When Colorado brings in more money than it is allowed to spend, it is required to refund that money back to taxpayers in the state under the Taxpayer Bill of Rights, but a new law tweaked that allocation to make it even across income brackets.
Gov. Jared Polis signed a bill that tweaks this year’s TABOR refund, which creates an even amount for every taxpayer instead of a proportional refund and sends that refund out earlier.
Because the Colorado Cash Back bill required the Department of Revenue to send the checks out early, the total TABOR calculation for taxpayer refunds hadn’t been finalized, according to chief economist with the nonpartisan Colorado Legislative Counsel Greg Sobetski.

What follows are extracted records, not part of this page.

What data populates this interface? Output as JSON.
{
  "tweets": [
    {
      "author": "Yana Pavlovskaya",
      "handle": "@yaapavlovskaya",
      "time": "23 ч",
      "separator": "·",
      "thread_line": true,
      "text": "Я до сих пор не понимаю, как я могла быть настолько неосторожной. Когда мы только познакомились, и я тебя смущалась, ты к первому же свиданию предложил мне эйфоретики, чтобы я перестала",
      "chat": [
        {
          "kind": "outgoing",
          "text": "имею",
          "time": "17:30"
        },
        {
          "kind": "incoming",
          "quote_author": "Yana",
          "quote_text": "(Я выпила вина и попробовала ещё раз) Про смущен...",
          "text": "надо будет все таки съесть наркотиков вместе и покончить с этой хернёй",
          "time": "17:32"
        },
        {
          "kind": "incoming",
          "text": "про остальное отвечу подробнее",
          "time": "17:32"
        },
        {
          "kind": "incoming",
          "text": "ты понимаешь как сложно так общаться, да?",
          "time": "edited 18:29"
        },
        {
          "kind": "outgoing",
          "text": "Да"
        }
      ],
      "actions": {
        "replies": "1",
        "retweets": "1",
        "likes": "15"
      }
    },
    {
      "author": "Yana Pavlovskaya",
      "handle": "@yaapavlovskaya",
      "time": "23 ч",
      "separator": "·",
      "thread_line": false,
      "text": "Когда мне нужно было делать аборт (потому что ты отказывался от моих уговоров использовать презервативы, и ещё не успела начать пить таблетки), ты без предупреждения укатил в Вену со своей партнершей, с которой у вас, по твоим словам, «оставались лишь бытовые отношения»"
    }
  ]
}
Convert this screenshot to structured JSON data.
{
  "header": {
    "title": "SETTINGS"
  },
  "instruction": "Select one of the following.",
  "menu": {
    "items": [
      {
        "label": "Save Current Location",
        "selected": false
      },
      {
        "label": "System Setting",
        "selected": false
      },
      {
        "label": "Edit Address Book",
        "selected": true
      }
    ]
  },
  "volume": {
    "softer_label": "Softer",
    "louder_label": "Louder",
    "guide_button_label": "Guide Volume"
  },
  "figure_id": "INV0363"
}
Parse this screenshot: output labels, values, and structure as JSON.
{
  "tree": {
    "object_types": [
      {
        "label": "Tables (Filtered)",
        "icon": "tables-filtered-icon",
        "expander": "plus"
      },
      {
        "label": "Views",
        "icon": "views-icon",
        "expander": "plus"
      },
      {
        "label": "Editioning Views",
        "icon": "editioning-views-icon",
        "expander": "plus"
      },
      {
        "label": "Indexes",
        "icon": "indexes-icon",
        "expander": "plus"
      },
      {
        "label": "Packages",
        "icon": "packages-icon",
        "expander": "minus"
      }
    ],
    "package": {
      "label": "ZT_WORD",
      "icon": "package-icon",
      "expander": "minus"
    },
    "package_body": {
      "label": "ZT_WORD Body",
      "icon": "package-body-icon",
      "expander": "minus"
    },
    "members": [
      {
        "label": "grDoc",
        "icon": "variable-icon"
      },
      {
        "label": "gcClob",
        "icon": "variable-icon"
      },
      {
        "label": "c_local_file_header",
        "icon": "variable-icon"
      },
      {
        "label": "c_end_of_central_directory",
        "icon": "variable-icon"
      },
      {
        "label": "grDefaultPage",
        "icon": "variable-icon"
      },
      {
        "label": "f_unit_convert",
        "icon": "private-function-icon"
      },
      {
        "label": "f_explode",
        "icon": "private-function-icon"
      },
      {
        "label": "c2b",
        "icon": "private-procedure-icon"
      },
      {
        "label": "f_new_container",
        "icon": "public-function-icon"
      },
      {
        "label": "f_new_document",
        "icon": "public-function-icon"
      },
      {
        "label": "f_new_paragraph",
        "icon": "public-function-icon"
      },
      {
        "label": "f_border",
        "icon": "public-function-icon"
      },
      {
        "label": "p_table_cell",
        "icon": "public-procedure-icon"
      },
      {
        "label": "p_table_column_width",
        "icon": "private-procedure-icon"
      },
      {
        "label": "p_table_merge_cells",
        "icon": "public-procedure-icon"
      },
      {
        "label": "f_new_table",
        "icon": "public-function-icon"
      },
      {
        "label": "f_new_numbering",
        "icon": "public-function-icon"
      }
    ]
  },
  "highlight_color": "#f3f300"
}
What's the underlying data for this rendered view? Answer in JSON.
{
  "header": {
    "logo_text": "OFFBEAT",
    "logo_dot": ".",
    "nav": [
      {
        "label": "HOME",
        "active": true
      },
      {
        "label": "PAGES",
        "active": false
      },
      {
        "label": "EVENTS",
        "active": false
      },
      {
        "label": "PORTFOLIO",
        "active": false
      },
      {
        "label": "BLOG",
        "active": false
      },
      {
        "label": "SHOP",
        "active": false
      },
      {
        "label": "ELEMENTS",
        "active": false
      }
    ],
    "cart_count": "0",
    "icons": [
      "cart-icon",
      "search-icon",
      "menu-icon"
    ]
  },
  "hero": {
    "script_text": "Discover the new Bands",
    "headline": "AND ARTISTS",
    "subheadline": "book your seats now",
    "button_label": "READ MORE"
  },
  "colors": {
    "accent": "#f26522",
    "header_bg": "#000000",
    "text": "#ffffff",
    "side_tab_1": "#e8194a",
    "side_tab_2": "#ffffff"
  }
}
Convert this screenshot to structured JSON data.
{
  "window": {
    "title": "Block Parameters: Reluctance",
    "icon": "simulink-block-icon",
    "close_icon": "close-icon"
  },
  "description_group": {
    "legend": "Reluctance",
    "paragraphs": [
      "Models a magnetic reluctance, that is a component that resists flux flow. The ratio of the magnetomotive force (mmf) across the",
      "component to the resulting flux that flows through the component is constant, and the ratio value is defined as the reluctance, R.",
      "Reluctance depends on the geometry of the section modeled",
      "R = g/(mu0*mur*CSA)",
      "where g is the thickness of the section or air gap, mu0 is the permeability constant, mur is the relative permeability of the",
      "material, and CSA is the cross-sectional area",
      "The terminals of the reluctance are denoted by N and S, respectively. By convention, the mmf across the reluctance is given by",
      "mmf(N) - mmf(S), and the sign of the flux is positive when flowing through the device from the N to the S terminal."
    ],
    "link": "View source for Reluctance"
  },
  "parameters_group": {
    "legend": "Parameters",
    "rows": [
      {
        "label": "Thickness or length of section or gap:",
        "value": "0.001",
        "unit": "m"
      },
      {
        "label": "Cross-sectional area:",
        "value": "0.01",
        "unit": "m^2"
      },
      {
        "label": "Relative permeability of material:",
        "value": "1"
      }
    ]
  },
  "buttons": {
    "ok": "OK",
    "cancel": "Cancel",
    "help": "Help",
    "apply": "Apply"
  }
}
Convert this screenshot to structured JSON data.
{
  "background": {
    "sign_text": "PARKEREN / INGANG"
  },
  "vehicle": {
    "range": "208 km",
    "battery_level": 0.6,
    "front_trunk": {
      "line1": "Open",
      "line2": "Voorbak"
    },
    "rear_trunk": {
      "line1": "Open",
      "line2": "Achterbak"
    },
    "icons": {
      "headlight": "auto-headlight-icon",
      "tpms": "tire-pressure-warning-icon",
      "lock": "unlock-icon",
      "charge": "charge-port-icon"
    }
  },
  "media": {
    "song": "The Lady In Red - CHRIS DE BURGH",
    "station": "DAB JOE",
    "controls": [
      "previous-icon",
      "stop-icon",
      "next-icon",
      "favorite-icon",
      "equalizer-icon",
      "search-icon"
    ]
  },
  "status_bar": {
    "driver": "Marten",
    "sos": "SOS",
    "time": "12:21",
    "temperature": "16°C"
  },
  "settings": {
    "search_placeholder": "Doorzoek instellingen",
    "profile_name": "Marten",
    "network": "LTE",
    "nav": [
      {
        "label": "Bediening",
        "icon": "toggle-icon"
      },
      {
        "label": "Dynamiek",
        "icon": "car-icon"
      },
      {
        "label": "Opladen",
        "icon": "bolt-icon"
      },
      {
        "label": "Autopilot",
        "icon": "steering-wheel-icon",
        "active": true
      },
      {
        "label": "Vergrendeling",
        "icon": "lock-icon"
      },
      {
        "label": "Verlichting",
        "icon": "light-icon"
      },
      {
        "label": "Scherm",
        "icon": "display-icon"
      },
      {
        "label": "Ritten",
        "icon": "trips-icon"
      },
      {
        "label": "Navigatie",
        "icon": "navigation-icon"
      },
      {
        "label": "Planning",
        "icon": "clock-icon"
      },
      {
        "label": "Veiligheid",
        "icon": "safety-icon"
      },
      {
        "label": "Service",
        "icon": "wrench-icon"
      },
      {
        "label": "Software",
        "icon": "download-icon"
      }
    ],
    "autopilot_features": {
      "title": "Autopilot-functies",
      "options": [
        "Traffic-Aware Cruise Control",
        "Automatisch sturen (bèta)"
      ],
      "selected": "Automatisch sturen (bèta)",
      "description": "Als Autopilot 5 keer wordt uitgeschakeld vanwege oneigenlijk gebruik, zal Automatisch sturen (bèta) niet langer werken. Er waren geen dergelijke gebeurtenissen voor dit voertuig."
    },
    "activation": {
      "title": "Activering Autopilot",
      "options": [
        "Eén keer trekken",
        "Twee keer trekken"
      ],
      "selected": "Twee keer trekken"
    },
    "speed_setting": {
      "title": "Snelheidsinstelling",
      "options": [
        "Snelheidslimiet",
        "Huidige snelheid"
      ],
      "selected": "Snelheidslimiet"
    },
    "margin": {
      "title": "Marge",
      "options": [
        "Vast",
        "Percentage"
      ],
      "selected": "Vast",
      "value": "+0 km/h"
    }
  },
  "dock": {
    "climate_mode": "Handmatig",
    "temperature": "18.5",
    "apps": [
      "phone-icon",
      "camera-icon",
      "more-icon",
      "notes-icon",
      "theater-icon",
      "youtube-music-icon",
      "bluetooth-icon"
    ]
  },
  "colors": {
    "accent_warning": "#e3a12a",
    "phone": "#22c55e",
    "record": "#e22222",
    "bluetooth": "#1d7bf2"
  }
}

On Thursday, the Colorado Legislative Counsel submitted its budget forecast, and in it, an estimate of how much money should be refunded to taxpayers this spring on top of the $750 checks sent out in the fall. So far 91% of checks have been cashed, according to the Department of Revenue.
This second round of the 2021 TABOR refund will be based on your income, and Coloradans could see anywhere between $106 to $506. It will be baked into Coloradans’ state tax returns when they file income taxes next spring.
Sobetski tells FOX31 the Department of Revenue will certify the actual amount in the next couple of weeks but doesn’t expect the department’s figures to “deviate significantly” from the counsel’s projections.